I head downstairs. Dima’s in the office. I pass by to check on Nikolai, who I find awake.
Yesterday we video chatted with Dr. Taylor to show him Nikolai’s wound, and he said everything was progressing well.
“Are you wearing Dima’s boxer shorts?” he asks.
“Yeah.” I tug on the hem. It’s one thing tempting Dima, it’s quite another to be inappropriate in front of his twin. “Oleg and Story brought out groceries and computer stuff, but they forgot to send us with clothes.”
“At least yours weren’t cut off you.” Nikolai flicks his gaze down to his shirt, which was cut to the armpits for surgery. “So does that mean Dima’s free-balling it?” he smirks.
I ignore the question, but he starts singing the lyrics to Tom Petty’s “Free Falling,” replacing falling with balling.
I try not to smile, even though he is hilarious. “I guess you’re feeling better?”
“Just loopy from these drugs. So, should I just pretend I didn’t hear you screaming outside my room last night?” Nikolai says casually as I take his temperature. A strangled sound comes from my throat, and his lips twist into a grin. “Next time, you two could move a little farther away from the door, no?”
“Sorry. It wasn’t exactly planned.”
“No?” Nikolai lets disbelief ring in his voice.
My face grows warm.
“I’m not judging. I’m the opposite of judging, Natasha. I’ve been trying to get Dima to hook up with you since day one.”
“Hook up?” I echo, not sure I like the sound of that.
“Sorry. Did that offend you?” Nikolai winces as he tries to sit up more.
I help him lean forward and adjust the pillows behind his shoulders. I hate how frail he seems.
“May I ask you a question?” Without waiting for an answer, I ask it. “Why can’t Dima have a relationship?”
Nikolai shakes his head slowly. He’s still pale, and his face needs a shave. “Is that what he said?”
“Stop turning my questions into questions.”
“What exactly did he say?”
“He said, I can’t be in a relationship. I don’t want to lead you on.”
“Blyad.’” Nikolai grunts and scrubs a hand across his face. “Then I suspect… he made a promise to a dead girl. And my brother doesn’t break his promises.”
I stare at him in horror. A dead girl. The ring he wears on his finger. Why had it never occurred to me that he wears it as a remembrance?
“Who was she?”
Nikolai shakes his head. “It was so long ago.”
I don’t know why I want to burst into tears—whether it’s for me or for him. I resist the urge.
“Natasha…” Nikolai’s blue gaze—so identical to Dima’s—rests on my face, and he sees what I’m trying to hide. He reaches out and takes my hand. “At some point, the pain of resisting you will become greater than the pain of betraying his ghost. I hope… I just hope you can forgive him for the mess he’s making in the meantime.”

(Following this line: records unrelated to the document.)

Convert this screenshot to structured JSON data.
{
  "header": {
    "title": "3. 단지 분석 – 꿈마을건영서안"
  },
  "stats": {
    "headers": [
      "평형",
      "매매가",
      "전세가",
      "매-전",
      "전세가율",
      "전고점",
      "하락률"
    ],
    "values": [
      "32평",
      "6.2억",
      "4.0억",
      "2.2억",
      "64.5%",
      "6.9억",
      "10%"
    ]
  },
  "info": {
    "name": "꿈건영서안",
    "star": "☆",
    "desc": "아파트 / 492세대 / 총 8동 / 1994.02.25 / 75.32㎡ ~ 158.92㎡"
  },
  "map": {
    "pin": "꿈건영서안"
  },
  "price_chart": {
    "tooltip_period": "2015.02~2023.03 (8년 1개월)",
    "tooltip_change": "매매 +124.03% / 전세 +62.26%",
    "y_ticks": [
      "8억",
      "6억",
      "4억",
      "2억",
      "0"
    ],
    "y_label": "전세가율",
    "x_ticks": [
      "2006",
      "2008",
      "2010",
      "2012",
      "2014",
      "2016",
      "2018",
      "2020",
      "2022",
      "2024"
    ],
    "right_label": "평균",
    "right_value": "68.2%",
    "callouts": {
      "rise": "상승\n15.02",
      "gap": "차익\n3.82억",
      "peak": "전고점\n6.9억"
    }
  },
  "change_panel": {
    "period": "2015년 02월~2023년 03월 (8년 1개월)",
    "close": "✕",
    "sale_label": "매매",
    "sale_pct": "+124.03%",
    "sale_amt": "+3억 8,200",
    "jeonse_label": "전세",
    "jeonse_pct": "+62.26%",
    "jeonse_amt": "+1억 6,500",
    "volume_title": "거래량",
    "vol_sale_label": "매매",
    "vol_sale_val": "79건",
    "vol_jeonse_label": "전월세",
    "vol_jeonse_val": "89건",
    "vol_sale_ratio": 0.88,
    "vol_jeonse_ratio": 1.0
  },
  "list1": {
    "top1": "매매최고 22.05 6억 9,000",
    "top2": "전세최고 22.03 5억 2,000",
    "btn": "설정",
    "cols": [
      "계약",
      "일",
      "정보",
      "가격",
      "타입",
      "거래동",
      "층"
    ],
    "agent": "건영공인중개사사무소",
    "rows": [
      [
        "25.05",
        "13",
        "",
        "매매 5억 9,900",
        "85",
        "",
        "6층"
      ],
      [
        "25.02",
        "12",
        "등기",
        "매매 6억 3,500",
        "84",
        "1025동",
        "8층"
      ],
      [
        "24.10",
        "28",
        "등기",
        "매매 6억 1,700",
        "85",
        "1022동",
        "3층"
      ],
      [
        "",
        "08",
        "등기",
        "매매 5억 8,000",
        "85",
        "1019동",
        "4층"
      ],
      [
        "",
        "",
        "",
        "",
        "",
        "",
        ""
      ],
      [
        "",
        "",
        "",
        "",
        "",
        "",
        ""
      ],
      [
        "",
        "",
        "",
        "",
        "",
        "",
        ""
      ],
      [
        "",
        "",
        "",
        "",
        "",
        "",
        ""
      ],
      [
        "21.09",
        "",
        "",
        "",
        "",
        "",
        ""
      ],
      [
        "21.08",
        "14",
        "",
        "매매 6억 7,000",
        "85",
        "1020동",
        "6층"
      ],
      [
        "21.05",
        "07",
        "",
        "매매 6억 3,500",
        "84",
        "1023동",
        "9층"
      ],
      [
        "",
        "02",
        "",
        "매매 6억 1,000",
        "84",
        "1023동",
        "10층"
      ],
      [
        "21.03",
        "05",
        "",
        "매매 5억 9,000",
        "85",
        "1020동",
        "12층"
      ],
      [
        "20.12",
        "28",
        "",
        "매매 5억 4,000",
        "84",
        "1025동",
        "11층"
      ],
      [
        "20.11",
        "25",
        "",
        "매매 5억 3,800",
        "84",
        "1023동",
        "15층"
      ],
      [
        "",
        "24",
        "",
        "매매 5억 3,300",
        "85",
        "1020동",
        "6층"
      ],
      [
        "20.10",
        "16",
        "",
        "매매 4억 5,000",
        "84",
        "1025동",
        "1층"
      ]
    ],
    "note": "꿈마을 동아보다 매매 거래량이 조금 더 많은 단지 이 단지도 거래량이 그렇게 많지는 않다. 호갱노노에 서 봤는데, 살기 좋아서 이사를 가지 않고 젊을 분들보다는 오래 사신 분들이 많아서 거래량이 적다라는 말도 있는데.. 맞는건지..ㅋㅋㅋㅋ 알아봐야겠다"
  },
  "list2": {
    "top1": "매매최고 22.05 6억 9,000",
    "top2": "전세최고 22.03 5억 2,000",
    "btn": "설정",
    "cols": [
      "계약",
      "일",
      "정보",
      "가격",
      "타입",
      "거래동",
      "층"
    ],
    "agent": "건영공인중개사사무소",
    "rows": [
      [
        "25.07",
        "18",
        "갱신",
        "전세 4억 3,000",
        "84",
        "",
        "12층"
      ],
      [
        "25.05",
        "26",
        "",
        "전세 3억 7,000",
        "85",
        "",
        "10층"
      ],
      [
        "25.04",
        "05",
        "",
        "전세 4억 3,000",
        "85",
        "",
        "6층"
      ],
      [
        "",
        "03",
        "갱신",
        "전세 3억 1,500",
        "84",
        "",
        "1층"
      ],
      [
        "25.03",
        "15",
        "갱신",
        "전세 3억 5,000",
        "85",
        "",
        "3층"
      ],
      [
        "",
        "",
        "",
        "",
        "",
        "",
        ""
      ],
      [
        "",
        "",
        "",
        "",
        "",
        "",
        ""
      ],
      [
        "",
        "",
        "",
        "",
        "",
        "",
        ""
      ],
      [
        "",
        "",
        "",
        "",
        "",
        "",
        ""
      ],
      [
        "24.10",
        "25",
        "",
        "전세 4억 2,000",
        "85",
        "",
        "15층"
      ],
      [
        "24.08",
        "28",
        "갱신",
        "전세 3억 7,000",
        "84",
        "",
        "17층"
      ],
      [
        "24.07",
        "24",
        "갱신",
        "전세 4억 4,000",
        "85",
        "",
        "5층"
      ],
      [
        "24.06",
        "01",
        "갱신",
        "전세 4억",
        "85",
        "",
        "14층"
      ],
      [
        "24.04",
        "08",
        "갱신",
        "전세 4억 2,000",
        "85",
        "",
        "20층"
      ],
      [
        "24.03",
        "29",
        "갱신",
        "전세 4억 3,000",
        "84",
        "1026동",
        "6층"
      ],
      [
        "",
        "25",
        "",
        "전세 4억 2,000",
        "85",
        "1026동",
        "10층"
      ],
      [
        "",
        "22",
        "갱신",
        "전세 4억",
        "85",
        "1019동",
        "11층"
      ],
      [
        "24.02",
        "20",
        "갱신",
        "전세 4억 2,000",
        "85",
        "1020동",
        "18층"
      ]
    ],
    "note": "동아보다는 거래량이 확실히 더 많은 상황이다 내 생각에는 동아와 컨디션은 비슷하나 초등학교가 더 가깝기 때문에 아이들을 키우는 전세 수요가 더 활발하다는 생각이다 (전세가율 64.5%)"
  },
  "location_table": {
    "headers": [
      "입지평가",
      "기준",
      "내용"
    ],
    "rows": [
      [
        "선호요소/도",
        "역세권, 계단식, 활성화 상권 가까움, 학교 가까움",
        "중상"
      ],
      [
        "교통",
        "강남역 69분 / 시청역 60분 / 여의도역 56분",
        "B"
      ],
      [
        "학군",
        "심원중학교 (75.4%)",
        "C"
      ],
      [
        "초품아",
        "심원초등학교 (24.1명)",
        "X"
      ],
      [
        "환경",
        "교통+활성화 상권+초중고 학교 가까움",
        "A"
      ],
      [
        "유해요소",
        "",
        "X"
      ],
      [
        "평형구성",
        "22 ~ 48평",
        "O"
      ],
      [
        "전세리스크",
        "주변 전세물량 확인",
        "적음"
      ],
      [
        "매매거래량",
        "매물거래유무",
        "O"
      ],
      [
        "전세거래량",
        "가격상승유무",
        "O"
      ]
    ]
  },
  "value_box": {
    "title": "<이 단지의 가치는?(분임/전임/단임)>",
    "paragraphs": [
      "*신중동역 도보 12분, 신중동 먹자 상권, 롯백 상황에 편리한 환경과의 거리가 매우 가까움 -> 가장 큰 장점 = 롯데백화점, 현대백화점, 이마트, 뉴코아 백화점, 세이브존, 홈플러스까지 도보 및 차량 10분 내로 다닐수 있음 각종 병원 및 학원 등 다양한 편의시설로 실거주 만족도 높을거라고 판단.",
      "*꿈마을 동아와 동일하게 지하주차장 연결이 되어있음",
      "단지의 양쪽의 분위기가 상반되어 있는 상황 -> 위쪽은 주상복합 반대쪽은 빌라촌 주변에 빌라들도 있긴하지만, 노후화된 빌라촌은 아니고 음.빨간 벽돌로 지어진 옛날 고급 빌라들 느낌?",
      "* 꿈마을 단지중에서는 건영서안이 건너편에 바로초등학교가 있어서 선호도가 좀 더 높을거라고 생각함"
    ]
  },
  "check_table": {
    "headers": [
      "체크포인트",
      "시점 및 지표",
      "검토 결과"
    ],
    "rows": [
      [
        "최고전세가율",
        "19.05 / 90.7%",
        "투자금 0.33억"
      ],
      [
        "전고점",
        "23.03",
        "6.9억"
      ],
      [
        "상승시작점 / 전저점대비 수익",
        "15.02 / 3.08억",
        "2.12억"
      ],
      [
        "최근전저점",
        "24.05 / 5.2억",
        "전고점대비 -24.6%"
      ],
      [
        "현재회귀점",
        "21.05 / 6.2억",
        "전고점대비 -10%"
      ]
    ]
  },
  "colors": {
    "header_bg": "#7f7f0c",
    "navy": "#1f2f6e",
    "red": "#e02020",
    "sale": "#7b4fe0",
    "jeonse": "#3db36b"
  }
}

I blink rapidly, the patchwork of bandages covering my heart loosening and peeling back. It’s not Dima asking for forgiveness but Nikolai on his behalf. It’s his twin admitting that Dima’s treated me unfairly.
It soothes the pain, but it doesn’t give me hope.
Now I understand, at least, what Dima’s hangup is. But I don't want to make him break a promise to a dead girl. I no longer want to play temptress.
Not with what’s at stake for him. His loyalty. His love.
It’s not fair to either of us to continue with this craziness.
I remove my fingers from Nikolai’s grasp and turn away. “Of course, I forgive him,” I say as my heart liquifies and leaks out of my chest.
I forgive everything.
And I need to move on.
Dima
I spend the morning solving Natasha’s student loan problem. My first instinct is to simply erase the digital existence of any such loan. But even though I’m one hundred percent sure of myself and my ability to never get caught, I know Natasha would not like the idea of having stolen her education.
So I transfer money from my savings to pay off her student loans—about forty thousand in all.
Next, I hack her email to find every place she applied to school to study naturopathy and then cross-check all the schools with a list of the best. Even though it’s summer and the application deadlines for this fall were nine months ago, I put together her application materials and start the process of hacking into the application files of the best schools around. I’m not sure how exactly to make it happen, but I hope I might submit the applications in a way that makes them seem like they’ve been there all along, then maybe send a few with choice emails from important Deans at the school or something to check on their status.
I have to make this perfect. She needs to not only get into all these schools but to get scholarships, too, because I doubt she’ll take another loan out. It’s not an impossible task. Her grades are good. Mostly A’s, a few B’s. I go into her undergraduate transcript and change the B’s to A’s. Her MCAT score is good.